EoE esophageal fibroblasts had enhanced α-SMA expression. TGFβ not only stimulated enhanced fibroblast-specific gene expression but also promoted fibroblast-mediated collagen-matrix contraction, despite disease state or age of patients as the origin of cells. Unlike conventional monolayer cell, culture conditions using plastic surface (1 GPa) that activates fibroblasts constitutively, our engineered platforms recapitulating physiologically relevant stiffness (1-20 kPa) revealed that matrix stiffness defines the extent of α-SMA expression, intracellular collagen fibril organization, SMAD3 phosphorylation, and fibroblast traction force.

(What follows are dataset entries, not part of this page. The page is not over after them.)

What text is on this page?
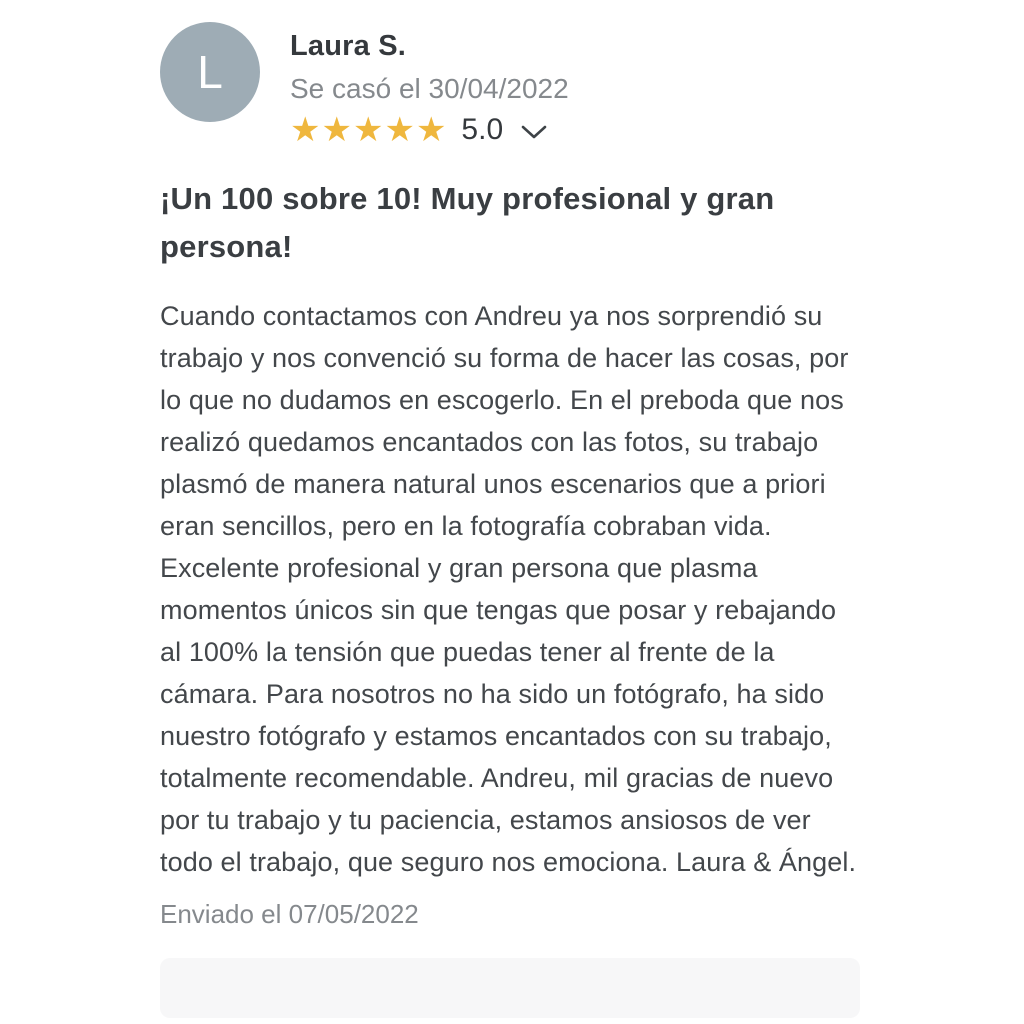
L Laura S.
Se casó el 30/04/2022
★★★★★ 5.0
¡Un 100 sobre 10! Muy profesional y gran persona!

Cuando contactamos con Andreu ya nos sorprendió su trabajo y nos convenció su forma de hacer las cosas, por lo que no dudamos en escogerlo. En el preboda que nos realizó quedamos encantados con las fotos, su trabajo plasmó de manera natural unos escenarios que a priori eran sencillos, pero en la fotografía cobraban vida. Excelente profesional y gran persona que plasma momentos únicos sin que tengas que posar y rebajando al 100% la tensión que puedas tener al frente de la cámara. Para nosotros no ha sido un fotógrafo, ha sido nuestro fotógrafo y estamos encantados con su trabajo, totalmente recomendable. Andreu, mil gracias de nuevo por tu trabajo y tu paciencia, estamos ansiosos de ver todo el trabajo, que seguro nos emociona. Laura & Ángel.

Enviado el 07/05/2022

Matrix stiffness may critically influence TGFβ-mediated gene expression and functions of esophageal fibroblasts ex vivo independent of age and disease conditions. These findings provide a novel insight into the pathogenesis of fibrostenotic disease in EoE.

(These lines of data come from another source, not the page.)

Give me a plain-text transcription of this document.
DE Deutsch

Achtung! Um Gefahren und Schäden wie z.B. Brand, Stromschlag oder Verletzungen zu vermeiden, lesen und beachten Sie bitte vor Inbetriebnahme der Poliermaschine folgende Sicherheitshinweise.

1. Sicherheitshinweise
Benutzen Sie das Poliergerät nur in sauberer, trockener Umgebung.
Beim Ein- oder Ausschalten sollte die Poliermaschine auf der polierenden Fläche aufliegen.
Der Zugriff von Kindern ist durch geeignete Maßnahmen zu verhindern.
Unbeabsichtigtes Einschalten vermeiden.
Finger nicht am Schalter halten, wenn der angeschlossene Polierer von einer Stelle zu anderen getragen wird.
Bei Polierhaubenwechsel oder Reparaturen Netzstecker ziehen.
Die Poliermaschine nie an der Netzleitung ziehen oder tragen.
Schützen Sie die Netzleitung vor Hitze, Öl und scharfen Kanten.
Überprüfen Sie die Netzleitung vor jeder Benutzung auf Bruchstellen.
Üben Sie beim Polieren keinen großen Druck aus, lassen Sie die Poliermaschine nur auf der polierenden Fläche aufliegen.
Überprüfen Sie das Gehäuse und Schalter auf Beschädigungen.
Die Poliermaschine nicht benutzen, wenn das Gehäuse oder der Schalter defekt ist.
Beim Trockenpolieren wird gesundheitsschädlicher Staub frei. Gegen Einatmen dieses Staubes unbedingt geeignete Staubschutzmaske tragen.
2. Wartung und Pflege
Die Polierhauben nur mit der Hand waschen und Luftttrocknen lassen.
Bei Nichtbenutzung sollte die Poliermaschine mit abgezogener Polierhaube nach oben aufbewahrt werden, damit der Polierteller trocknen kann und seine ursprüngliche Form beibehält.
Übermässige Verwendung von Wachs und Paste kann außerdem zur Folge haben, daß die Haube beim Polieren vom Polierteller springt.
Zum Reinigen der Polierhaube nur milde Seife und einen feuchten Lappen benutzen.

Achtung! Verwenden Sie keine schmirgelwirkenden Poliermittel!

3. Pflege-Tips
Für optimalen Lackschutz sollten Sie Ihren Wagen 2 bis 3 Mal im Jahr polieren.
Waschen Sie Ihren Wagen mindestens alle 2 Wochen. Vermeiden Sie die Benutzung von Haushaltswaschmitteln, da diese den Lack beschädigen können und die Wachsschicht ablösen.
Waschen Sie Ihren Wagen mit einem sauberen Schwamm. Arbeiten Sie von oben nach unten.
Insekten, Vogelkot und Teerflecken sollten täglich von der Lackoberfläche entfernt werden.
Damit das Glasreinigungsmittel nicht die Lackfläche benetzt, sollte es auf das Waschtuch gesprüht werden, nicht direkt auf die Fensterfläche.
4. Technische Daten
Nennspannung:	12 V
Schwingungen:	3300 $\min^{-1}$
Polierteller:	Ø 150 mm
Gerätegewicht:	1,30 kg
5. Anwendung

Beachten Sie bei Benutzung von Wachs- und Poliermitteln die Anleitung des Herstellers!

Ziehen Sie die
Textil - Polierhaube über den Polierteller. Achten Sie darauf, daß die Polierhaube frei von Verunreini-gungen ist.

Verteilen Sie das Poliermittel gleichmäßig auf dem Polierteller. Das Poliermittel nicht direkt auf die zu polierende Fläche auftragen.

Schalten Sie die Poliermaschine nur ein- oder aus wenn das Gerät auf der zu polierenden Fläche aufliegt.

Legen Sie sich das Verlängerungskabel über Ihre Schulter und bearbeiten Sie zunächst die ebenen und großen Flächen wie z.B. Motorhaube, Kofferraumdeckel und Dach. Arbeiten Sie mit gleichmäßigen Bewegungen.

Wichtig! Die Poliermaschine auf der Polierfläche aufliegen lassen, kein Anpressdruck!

嗜酸性粒细胞性食管炎(EoE)是一种免疫介导的过敏性疾病,其特征为进行性食管动力障碍和与慢性食管成纤维细胞活化相关的纤维化狭窄。目前尚不清楚食管成纤维细胞如何对与EoE相关的基质硬度或炎性细胞因子作出反应。
采用免疫荧光法评估内镜下食管活检组织中α平滑肌肌动蛋白(α-SMA)的表达。将成年和儿科EoE患者及非EoE患者的原代食管成纤维细胞暴露于转化生长因子(TGF)β,以确定基因表达、胶原基质收缩性和细胞骨架组织。在具有不同硬度的聚丙烯酰胺凝胶工程表面上评估基质硬度对成纤维细胞行为的影响。使用微制造的柱阵列检测器测量成纤维细胞的牵引力。
EoE食管成纤维细胞的α-SMA表达增强。TGFβ不仅刺激成纤维细胞特异性基因表达增强,还促进成纤维细胞介导的胶原基质收缩,无论细胞来源患者的疾病状态或年龄如何。与使用塑料表面(1 GPa)持续激活成纤维细胞的传统单层细胞培养条件不同,我们模拟生理相关硬度(1-20 kPa)的工程平台显示,基质硬度决定了α-SMA表达程度、细胞内胶原纤维组织、SMAD3磷酸化及成纤维细胞牵引力。
基质硬度可能在体外对TGFβ介导的食管成纤维细胞基因表达和功能产生关键影响,且与年龄和疾病状况无关。这些发现为EoE纤维化狭窄疾病的发病机制提供了新见解。